I work on postgres database where I'll using a mix of relational tables and jsonb tables (which can be indexed).
I have being using a lot of CTE queries to insert or update data selecting from a temporary table, like:
WITH information as (
select fieldA, fieldB, fieldC from tableA
)
insert (fieldA, fieldB, fieldC)
SELECT inf.fieldA, inf.fieldB, inf.fieldC
from information inf
Well, I would like to know if it's possible create temporary index in this kind of tables and if is, is possible create index in jsonb type fieds too? (considering this temporary tables)
No you can not create an index on parts of a query, during the query. CTE (common table expressions), is also called Subquery Factoring.
This biggest difference is that a CTE can only be used in the current query scope whereas a temporary table or table variable can exist for the entire duration of the session allowing you to perform many different DML operations against them.
You cannot create and drop the #TEMP table within the CTE query.
No. A CTE is a temporary, "inline" view - you cannot add an index to such a construct. If you need an index, create a regular view with the SELECT of your CTE, and make it an indexed view (by adding a clustered index to the view).
Pretty sure there's no way to create an index on a CTE, because it's basically just a sub-query, not a table - it's not persisted in memory anywhere, just rolled into the query plan as needed.
But you could do Create Temp Table information As
instead, then index that, with very little change to your queries.
You can also index a Materialized View, but if you have temp data underneath, just creating another temp table probably makes most sense.
No you can not create an index on parts of a query, during the query.
CTE (common table expressions), is also called Subquery Factoring. The concept allows the optimizer to generate the execution plan for a complex query while allowing it to reduce the repetition of the sub-queries by putting it into temp space instead of re-executing the same steps. Putting it in a single query generates one big list of steps that are all executed as a regular query instead of as a procedure. It can there for be used as a view and have a stored execution plan in memory.
Part of the choice of not to allowing the indexing is that it would require a call out for the indexing that would then have to be re-optimized for the main query or worse, the execution plan would have to leave space to guess on which step to execute.

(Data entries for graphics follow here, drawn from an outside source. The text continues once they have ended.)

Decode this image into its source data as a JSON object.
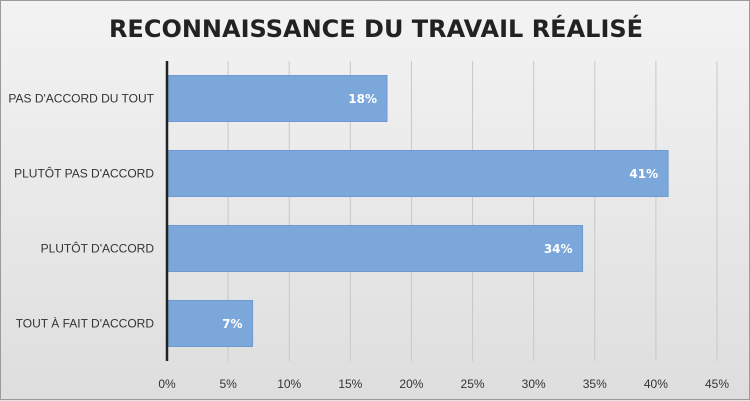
{
  "chart_data": {
    "type": "bar",
    "orientation": "horizontal",
    "title": "RECONNAISSANCE DU TRAVAIL RÉALISÉ",
    "categories": [
      "PAS D'ACCORD DU TOUT",
      "PLUTÔT PAS D'ACCORD",
      "PLUTÔT D'ACCORD",
      "TOUT À FAIT D'ACCORD"
    ],
    "values": [
      18,
      41,
      34,
      7
    ],
    "data_labels": [
      "18%",
      "41%",
      "34%",
      "7%"
    ],
    "xlim": [
      0,
      45
    ],
    "x_ticks": [
      0,
      5,
      10,
      15,
      20,
      25,
      30,
      35,
      40,
      45
    ],
    "x_tick_labels": [
      "0%",
      "5%",
      "10%",
      "15%",
      "20%",
      "25%",
      "30%",
      "35%",
      "40%",
      "45%"
    ],
    "xlabel": "",
    "ylabel": "",
    "grid": true,
    "legend": false,
    "colors": {
      "bar": "#7ba7db",
      "bar_border": "#6f9ad0",
      "grid": "#c8c8c8",
      "axis": "#222222",
      "label_text": "#ffffff",
      "text": "#333333"
    }
  }
}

Since we already have temp tables that can be indexed, I believe it keeps it clean to keep this indexing activity out of the execution plan. Build a temp table, index it, then when you run the query it will have freshly optimized execution plan. Plus the temp table can persist for the duration of your procedure, the cte temp data is dropped after the completion of the query.
But you can still use a temp table in a CTE so its not all or nothing.